Take a look at this thread: http://www.thephotoforum.com/forum/film-discussion-q/338680-repeating-streaks-negatives.html
There is a link posted by Gary to very interesting informations regarding film developing errors. It's good to know that.


----------



## vonDrehle (Sep 6, 2013)

It is meant to be an introductory course and as far as I can tell very few other students, if any, have any experience in photography.  It sounds like he will give us as much access to the darkroom as we wish so I should be able tinker around as much as I need to.  If we don't get unlimited time I imagine I could just pay for all materials I am using.  Thanks for the link I will definitely be referencing that.


----------



## dsiglin (Sep 6, 2013)

Where in the blue ridge mountains is #2. I live right at the edge of the blue ridge but in SC, second photo looks like a really nice place for a hike!


----------



## vonDrehle (Sep 6, 2013)

#2 is Bass Lake in Blowing Rock, NC. The Moses H. Cone house looks down at it. You can do the short walk (.8 Miles I believe) around the lake or walk some of the old carriage trails.  My family has a mountain house just a couple minutes down the road.


**Also number four is Price Lake and it is a pretty short drive (10 minutes or so) from Bass Lake via the parkway.


----------



## timor (Sep 6, 2013)

vonDrehle said:


> It is meant to be an introductory course and as far as I can tell very few other students, if any, have any experience in photography.  It sounds like he will give us as much access to the darkroom as we wish so I should be able tinker around as much as I need to.  If we don't get unlimited time I imagine I could just pay for all materials I am using.  Thanks for the link I will definitely be referencing that.
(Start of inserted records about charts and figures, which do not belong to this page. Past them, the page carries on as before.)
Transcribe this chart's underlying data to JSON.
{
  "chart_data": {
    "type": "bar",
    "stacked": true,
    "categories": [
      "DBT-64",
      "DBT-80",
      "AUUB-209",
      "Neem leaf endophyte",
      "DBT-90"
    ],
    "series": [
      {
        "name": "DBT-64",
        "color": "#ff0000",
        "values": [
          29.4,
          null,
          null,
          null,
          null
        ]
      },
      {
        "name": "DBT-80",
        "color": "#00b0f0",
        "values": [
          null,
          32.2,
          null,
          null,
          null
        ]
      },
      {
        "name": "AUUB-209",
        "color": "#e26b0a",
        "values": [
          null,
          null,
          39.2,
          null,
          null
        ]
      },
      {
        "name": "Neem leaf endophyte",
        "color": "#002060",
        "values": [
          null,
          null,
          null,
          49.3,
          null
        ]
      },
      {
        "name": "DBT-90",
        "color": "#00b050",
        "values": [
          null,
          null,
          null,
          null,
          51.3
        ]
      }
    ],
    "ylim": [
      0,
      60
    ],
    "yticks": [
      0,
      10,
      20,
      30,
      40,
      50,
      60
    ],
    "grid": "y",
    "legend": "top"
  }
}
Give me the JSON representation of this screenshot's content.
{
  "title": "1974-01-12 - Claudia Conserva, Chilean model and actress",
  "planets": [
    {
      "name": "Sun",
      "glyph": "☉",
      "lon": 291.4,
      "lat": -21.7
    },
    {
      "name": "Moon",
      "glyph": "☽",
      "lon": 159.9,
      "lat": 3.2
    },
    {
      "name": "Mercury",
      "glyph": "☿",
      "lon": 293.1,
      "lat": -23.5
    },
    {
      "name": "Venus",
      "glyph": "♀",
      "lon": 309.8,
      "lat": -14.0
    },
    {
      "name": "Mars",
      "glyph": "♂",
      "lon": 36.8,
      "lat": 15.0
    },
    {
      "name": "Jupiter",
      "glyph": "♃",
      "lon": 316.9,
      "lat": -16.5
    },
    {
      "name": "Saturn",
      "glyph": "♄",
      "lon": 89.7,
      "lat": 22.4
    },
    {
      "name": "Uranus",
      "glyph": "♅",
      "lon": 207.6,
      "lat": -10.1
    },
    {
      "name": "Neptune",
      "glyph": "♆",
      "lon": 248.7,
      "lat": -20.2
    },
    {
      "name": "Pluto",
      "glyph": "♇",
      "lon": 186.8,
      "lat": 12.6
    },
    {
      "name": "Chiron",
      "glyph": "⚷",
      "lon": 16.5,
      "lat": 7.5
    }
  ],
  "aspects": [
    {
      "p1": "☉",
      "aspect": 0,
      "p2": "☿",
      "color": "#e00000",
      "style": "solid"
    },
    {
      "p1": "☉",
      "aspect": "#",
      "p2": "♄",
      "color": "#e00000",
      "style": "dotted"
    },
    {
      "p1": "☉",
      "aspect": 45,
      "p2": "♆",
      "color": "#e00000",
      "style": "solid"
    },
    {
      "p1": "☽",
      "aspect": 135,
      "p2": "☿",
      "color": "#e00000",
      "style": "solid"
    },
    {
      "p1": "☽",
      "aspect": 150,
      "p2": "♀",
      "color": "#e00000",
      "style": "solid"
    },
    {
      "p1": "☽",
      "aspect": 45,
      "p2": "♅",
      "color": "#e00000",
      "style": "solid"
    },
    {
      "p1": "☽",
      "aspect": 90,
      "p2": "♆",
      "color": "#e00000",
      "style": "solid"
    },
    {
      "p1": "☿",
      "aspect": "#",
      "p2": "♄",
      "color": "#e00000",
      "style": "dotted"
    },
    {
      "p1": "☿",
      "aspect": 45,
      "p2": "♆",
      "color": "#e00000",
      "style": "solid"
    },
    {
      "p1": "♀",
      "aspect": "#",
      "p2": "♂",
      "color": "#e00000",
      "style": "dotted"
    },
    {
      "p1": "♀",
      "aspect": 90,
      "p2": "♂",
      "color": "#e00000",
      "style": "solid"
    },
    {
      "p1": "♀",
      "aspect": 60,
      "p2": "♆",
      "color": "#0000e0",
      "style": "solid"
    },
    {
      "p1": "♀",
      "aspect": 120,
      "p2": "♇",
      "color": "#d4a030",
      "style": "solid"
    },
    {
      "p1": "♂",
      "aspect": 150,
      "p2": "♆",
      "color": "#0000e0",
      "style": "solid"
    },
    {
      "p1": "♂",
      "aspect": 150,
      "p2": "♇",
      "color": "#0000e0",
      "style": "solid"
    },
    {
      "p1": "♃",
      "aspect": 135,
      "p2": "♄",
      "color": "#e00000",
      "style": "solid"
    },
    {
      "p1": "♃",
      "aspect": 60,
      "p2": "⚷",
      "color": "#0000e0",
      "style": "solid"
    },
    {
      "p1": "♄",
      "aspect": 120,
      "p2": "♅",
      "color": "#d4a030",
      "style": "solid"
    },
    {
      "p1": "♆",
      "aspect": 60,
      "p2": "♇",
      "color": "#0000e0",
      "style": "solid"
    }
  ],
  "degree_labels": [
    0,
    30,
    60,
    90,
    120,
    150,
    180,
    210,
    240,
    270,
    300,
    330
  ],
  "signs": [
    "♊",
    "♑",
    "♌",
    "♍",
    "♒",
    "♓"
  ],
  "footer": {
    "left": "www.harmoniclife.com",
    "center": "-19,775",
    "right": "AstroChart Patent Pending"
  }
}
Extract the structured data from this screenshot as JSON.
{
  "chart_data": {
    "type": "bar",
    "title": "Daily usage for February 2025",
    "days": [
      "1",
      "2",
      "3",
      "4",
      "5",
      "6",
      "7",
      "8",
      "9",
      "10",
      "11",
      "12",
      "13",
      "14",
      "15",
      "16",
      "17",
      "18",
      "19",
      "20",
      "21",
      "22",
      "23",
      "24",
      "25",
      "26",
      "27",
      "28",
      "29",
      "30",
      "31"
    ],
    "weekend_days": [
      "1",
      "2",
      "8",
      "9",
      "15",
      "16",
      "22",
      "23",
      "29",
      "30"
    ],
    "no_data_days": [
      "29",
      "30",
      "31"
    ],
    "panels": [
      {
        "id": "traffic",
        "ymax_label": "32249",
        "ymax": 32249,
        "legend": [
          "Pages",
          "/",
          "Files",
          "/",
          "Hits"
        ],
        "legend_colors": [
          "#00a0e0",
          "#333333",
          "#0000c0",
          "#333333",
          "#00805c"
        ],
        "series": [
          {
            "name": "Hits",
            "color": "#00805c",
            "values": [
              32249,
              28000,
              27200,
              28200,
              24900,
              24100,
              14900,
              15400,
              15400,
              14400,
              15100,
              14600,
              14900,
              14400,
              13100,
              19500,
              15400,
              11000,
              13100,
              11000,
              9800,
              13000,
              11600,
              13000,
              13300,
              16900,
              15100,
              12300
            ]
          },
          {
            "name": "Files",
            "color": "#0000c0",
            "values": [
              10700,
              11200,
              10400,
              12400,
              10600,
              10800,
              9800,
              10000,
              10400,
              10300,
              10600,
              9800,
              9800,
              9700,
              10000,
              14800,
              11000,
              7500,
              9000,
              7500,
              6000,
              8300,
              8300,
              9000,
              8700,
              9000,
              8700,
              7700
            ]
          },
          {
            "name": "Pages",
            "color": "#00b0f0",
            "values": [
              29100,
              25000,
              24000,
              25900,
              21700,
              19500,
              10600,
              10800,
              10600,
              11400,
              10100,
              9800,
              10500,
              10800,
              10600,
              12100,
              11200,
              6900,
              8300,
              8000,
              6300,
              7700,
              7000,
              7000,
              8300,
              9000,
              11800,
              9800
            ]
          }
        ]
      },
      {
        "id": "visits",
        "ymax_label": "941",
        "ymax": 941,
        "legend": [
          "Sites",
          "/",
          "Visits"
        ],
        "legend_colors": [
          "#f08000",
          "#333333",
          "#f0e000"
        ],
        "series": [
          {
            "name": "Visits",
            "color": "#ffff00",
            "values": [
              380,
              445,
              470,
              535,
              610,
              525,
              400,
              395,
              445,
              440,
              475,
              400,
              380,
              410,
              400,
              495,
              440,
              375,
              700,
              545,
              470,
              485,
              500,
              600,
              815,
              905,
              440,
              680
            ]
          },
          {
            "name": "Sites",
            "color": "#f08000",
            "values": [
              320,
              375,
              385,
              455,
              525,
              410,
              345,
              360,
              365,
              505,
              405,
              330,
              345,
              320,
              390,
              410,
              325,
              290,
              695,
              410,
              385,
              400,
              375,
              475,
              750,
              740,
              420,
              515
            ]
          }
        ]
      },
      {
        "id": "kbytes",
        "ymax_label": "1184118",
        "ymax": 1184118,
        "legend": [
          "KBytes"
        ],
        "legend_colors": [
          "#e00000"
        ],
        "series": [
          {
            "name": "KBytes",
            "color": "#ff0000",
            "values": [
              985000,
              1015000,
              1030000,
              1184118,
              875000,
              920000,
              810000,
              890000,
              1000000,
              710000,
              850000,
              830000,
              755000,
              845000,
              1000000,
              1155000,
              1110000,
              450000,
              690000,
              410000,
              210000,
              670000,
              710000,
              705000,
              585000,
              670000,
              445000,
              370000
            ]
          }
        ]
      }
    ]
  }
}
Such a short course has to be intensive. The question is what do you want to achieve. There is not enough time to try much. What look you will go for ? Smooth and fine grain or gritty pretty ? What is your budget beside fees you paid to school ?


----------



## vonDrehle (Sep 9, 2013)

Sorry I am just getting back to you had a very busy weekend.  I want to take pictures that show that they were taken on film and not digital.  For me the best outcome of a picture would be that if I used photoshop I could make the image any better.  I would like to be able to use filters and various dark room techniques to come out with really great photos.  Of course like you said that is a lot to ask for in a very short course.  I asked today and he said we would have as much time as we would like in the darkroom.  As far as budget goes at the moment I could buy a few filters (Currently have a Deep Yellow filter) but until I get the hang of it I don't think I want to invest in any processing equipment to use at home.


----------



## timor (Sep 9, 2013)

vonDrehle said:


> Sorry I am just getting back to you had a very busy weekend.


That's OK. We all have busy lives. 
Good you thinking about filters, not many do nowadays. Deep yellow is a good, universal choice, will give you well pronounced sky and help to cut thru haze without much changes in overall contrast. For starters that's good, later will depend on your vision. I like to use orange and red with Tmax films, but that is less important. What's now interesting is what kind of negative material are you planning to use and what film developers will be available to you. I like to do compensating film development, but not Rodinal style, rather two bath style and in fashion proposed by Barry Thorton
barrythornton.com
Read the part called "2 Bath". The most important is the end of last chapter. It works great.


----------